Indian oil and gas companies likely to increase investments: S&P

March 23, 2017

SINGAPORE - Indian oil and gas companies are likely use their improved cash flows from market-linked fuel prices to expand their asset base and enhance operational quality, according to a new report by ratings agency Standard and Poor’s.

"The combination of reform-driven improvements in financial health, lower crude oil prices, and forecasts of mid-single-digit demand growth for petroleum products puts Indian oil companies in a sweet spot to invest in growth," said Vishal Kulkarni, S&P Global Ratings credit analyst.

"We expect the fuel-price reforms in India since late 2014 to continue, and to enhance business and financial prospects for the oil and gas companies. Making fuel prices market-linked has improved oil marketing companies' profitability, bolstered cash flows, and lowered their debt."

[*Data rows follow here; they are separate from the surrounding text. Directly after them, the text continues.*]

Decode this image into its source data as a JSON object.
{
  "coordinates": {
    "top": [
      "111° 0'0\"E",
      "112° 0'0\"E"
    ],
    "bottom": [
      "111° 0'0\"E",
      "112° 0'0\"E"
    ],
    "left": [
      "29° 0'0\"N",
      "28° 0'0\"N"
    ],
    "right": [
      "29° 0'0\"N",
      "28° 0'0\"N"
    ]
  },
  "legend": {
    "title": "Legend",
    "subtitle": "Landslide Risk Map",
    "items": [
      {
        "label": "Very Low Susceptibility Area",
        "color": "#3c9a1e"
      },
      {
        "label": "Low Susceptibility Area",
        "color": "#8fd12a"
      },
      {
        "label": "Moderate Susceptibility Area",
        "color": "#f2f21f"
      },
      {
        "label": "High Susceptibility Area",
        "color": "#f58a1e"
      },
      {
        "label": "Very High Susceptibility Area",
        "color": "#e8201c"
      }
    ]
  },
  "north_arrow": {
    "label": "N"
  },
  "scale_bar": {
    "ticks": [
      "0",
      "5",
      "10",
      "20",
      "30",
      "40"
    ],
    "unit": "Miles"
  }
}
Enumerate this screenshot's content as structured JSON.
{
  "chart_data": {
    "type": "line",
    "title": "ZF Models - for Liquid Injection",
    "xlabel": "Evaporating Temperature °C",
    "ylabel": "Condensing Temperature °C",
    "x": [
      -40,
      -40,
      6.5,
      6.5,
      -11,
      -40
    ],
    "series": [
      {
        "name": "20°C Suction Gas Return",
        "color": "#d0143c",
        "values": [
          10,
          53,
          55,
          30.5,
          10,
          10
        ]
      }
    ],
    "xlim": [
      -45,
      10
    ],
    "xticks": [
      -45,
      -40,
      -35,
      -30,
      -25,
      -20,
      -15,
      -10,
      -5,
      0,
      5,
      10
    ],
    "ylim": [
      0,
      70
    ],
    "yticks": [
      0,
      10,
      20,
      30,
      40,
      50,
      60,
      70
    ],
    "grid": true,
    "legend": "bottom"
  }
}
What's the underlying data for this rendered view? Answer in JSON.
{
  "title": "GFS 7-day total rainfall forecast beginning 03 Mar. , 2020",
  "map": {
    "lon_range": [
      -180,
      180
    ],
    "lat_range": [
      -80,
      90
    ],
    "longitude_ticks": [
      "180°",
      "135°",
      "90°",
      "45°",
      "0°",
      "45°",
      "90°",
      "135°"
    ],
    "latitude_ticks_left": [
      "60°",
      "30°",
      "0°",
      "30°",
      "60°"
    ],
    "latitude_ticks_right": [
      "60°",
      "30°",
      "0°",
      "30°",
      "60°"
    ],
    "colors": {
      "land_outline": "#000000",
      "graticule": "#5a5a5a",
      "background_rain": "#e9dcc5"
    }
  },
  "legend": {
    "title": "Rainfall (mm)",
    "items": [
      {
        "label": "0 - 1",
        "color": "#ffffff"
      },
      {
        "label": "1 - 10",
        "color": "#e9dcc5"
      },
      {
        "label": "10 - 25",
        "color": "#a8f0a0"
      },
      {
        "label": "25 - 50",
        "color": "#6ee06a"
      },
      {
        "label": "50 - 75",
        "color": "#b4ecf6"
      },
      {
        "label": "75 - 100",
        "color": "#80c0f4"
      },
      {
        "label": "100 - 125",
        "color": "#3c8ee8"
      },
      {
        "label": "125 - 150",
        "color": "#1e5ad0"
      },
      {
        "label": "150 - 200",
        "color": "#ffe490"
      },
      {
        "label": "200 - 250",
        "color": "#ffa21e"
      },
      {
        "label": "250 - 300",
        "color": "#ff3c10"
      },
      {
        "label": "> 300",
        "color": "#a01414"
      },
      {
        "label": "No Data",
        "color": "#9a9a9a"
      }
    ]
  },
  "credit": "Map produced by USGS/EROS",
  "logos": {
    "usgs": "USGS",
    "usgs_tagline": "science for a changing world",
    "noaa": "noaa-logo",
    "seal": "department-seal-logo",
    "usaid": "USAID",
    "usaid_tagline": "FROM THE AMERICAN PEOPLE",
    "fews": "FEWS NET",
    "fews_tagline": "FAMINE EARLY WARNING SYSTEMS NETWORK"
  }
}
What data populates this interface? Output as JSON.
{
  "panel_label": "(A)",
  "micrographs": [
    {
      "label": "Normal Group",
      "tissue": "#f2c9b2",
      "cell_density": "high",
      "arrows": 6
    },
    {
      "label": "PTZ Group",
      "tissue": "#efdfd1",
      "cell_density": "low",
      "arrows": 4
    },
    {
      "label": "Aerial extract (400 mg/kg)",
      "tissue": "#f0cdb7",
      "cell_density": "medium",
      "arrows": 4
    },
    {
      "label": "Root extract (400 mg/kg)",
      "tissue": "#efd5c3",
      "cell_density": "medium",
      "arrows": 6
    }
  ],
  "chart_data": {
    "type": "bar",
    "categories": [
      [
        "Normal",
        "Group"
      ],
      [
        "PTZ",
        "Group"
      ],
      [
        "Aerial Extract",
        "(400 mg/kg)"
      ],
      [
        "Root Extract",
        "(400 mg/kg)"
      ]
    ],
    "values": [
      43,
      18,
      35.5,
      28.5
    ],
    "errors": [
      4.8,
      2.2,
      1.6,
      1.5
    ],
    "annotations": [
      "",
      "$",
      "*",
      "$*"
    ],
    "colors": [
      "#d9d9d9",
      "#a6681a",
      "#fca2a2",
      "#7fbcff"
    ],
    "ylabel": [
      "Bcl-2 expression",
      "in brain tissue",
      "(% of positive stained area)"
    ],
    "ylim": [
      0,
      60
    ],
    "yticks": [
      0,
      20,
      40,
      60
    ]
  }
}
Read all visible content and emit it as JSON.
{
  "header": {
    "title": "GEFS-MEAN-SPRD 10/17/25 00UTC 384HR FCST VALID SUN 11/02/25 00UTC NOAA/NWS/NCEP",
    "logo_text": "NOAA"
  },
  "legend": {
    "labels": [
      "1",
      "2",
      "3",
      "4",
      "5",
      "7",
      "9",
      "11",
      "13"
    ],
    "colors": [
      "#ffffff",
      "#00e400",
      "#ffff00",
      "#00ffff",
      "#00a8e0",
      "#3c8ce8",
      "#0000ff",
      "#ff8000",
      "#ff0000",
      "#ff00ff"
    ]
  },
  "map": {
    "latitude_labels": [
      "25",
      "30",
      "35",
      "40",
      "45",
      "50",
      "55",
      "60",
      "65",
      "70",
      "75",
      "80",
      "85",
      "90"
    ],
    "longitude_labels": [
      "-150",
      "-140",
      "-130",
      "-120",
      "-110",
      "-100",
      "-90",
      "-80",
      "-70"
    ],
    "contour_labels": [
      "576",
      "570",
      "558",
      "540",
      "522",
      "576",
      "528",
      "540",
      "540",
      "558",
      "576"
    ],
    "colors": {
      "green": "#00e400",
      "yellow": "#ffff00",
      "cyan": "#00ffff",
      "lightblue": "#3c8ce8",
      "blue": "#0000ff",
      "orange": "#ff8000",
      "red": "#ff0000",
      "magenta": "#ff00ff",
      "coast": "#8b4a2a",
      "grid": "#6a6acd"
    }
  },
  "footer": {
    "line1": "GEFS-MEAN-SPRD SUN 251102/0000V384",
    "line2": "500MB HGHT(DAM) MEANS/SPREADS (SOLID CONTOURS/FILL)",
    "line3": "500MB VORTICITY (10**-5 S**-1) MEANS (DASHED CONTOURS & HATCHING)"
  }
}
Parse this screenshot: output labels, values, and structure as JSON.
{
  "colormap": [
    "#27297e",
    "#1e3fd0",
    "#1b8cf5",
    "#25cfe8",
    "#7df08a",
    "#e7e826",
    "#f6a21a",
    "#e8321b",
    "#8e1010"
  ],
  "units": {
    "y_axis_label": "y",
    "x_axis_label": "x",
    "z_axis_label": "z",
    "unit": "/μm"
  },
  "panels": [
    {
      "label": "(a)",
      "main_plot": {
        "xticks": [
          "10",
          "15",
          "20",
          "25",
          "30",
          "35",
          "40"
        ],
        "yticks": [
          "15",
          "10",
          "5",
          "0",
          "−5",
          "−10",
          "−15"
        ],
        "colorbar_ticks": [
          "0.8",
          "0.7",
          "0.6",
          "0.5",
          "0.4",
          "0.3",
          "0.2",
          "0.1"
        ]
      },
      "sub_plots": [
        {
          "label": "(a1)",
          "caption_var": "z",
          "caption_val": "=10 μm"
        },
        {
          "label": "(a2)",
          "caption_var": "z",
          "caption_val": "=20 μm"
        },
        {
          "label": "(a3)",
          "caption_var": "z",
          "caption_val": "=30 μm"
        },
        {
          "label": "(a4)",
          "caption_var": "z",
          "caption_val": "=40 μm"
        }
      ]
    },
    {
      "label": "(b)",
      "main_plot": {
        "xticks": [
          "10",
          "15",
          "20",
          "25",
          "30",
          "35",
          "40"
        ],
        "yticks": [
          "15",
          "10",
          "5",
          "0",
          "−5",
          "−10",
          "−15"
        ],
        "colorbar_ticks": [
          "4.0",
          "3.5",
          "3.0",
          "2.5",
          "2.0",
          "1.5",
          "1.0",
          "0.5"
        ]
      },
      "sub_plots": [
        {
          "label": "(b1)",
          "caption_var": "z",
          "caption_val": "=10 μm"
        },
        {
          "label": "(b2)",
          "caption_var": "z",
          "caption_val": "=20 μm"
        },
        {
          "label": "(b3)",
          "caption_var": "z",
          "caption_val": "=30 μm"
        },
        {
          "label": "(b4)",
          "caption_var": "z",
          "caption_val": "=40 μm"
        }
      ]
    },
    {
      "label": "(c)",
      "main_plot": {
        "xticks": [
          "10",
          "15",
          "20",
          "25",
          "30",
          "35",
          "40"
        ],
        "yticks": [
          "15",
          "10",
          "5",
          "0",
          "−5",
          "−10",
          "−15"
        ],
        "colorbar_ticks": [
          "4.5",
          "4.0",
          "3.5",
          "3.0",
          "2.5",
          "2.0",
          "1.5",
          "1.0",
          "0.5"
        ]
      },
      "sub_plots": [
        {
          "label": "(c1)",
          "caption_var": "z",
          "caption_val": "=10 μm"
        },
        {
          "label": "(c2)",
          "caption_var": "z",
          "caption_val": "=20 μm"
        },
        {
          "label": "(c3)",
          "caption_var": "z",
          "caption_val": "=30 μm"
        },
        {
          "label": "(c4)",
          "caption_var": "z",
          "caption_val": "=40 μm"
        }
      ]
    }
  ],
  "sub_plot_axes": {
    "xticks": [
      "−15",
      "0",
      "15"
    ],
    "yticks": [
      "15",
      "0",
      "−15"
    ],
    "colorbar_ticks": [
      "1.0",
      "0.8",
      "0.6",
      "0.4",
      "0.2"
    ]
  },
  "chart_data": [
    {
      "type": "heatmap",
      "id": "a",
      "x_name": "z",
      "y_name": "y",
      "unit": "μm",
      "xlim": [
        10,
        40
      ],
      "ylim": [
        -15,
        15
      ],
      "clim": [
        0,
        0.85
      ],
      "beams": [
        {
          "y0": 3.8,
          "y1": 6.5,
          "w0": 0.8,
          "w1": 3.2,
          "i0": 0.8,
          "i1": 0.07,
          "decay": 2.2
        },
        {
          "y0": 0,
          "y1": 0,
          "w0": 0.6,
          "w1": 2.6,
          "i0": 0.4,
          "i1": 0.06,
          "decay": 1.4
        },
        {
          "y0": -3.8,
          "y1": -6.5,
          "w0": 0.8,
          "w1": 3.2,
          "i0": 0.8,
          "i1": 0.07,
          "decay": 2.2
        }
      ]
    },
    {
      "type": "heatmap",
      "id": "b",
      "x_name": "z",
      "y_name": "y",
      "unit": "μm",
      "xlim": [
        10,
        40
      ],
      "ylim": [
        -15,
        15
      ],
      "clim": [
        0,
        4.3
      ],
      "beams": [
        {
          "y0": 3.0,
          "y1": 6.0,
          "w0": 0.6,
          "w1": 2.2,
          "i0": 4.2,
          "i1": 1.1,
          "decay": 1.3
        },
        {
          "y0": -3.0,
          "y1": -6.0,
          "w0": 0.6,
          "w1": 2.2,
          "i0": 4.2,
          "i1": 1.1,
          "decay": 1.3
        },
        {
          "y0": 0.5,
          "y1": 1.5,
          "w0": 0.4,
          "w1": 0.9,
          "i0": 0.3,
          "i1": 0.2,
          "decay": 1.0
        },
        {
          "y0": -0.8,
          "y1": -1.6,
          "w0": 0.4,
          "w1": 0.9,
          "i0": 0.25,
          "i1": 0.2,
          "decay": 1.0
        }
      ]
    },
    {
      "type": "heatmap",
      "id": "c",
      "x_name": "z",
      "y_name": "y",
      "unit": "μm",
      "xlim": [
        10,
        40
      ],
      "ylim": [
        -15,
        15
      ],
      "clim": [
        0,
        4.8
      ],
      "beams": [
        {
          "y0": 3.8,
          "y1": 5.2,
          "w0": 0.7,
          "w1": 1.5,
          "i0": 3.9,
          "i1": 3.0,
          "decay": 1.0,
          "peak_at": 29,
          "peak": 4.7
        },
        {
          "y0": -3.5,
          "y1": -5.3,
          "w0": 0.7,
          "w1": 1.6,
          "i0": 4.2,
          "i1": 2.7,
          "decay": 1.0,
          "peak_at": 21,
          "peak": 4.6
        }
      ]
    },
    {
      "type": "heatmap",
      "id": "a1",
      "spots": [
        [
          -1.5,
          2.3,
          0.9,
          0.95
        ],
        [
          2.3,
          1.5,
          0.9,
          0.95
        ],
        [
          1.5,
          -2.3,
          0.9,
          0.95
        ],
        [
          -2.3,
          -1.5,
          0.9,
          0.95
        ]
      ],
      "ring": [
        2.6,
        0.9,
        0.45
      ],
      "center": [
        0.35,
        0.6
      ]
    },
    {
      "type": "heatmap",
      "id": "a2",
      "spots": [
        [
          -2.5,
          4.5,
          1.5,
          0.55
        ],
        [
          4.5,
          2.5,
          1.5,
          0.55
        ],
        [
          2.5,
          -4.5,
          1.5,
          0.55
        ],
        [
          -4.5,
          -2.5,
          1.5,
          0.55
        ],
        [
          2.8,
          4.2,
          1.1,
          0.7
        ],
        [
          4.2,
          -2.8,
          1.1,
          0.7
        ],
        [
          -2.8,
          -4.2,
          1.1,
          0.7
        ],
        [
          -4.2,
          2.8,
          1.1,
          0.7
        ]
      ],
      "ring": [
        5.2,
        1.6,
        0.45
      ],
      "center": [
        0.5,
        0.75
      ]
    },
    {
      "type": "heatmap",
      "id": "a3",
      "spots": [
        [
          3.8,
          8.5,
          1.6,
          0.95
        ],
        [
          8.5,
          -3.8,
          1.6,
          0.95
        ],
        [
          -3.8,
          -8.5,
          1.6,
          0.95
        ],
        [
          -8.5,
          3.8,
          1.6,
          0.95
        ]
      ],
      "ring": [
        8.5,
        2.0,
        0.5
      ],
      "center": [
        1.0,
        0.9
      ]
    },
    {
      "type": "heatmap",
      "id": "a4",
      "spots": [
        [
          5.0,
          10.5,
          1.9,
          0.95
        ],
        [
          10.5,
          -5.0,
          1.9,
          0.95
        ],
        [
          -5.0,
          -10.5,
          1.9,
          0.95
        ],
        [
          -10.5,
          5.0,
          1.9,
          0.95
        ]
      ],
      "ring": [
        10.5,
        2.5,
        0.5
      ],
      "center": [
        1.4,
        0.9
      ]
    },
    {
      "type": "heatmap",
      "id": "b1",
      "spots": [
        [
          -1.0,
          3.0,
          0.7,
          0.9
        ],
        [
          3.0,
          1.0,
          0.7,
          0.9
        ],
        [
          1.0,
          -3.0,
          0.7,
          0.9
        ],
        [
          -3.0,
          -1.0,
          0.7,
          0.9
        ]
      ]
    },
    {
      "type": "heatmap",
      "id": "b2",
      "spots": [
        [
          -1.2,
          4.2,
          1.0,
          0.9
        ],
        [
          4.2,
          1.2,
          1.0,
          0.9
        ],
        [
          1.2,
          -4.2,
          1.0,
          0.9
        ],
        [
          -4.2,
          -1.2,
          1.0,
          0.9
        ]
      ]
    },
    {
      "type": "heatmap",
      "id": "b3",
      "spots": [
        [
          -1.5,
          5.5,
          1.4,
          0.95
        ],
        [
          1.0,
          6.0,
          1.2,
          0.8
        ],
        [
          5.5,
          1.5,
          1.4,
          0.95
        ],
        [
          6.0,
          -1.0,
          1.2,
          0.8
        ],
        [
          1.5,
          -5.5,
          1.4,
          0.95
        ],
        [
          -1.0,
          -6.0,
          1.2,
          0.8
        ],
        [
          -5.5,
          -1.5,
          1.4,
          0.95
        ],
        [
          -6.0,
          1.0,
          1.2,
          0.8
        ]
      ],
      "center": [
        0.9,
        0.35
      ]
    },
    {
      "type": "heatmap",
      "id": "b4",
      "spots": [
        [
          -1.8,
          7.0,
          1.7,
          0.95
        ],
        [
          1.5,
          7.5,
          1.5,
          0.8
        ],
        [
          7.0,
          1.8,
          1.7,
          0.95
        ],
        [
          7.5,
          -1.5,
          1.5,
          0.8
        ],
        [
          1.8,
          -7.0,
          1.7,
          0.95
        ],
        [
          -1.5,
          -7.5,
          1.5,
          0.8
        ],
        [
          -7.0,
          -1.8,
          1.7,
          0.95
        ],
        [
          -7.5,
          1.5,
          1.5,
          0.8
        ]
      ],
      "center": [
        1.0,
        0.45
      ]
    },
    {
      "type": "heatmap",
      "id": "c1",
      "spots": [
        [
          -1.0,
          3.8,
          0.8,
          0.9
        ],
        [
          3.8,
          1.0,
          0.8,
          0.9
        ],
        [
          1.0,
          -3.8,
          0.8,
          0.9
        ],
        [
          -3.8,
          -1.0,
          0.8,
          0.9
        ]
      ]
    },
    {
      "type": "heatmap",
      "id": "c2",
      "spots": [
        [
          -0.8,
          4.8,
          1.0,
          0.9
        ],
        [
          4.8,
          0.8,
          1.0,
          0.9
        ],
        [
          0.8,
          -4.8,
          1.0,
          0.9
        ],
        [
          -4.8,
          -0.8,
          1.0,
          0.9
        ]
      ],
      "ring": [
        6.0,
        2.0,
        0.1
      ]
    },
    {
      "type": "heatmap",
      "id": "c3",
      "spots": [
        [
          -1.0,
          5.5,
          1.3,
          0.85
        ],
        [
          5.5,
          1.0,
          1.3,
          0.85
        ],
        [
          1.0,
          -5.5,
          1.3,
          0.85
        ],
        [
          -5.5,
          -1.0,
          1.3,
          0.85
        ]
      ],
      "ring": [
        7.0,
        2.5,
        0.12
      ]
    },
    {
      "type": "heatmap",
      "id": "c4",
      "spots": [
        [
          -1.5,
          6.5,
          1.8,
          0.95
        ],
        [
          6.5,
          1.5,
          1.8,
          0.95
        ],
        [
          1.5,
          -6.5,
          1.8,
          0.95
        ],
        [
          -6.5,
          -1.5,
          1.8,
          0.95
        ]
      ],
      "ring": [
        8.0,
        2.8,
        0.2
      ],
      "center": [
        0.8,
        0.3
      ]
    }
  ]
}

S&P Global Ratings expects Indian oil marketing companies (OMCs) to step up investments in upgrading their existing refineries to meet cleaner fuel standards, improve yields, and create flexible refinery configurations in product pipeline and gas infrastructure capacities.

They will also need additional investments to maintain their dominant market share amid rising competition from private sector companies.

The planned combined capital expenditure (capex) by Indian OMCs over the next five years is Indian rupee (INR) 3.2 trillion (US$48 billion)- a huge jump from the INR1.6 trillion they invested over the past five years.  www.standardandpoors.com (ATI).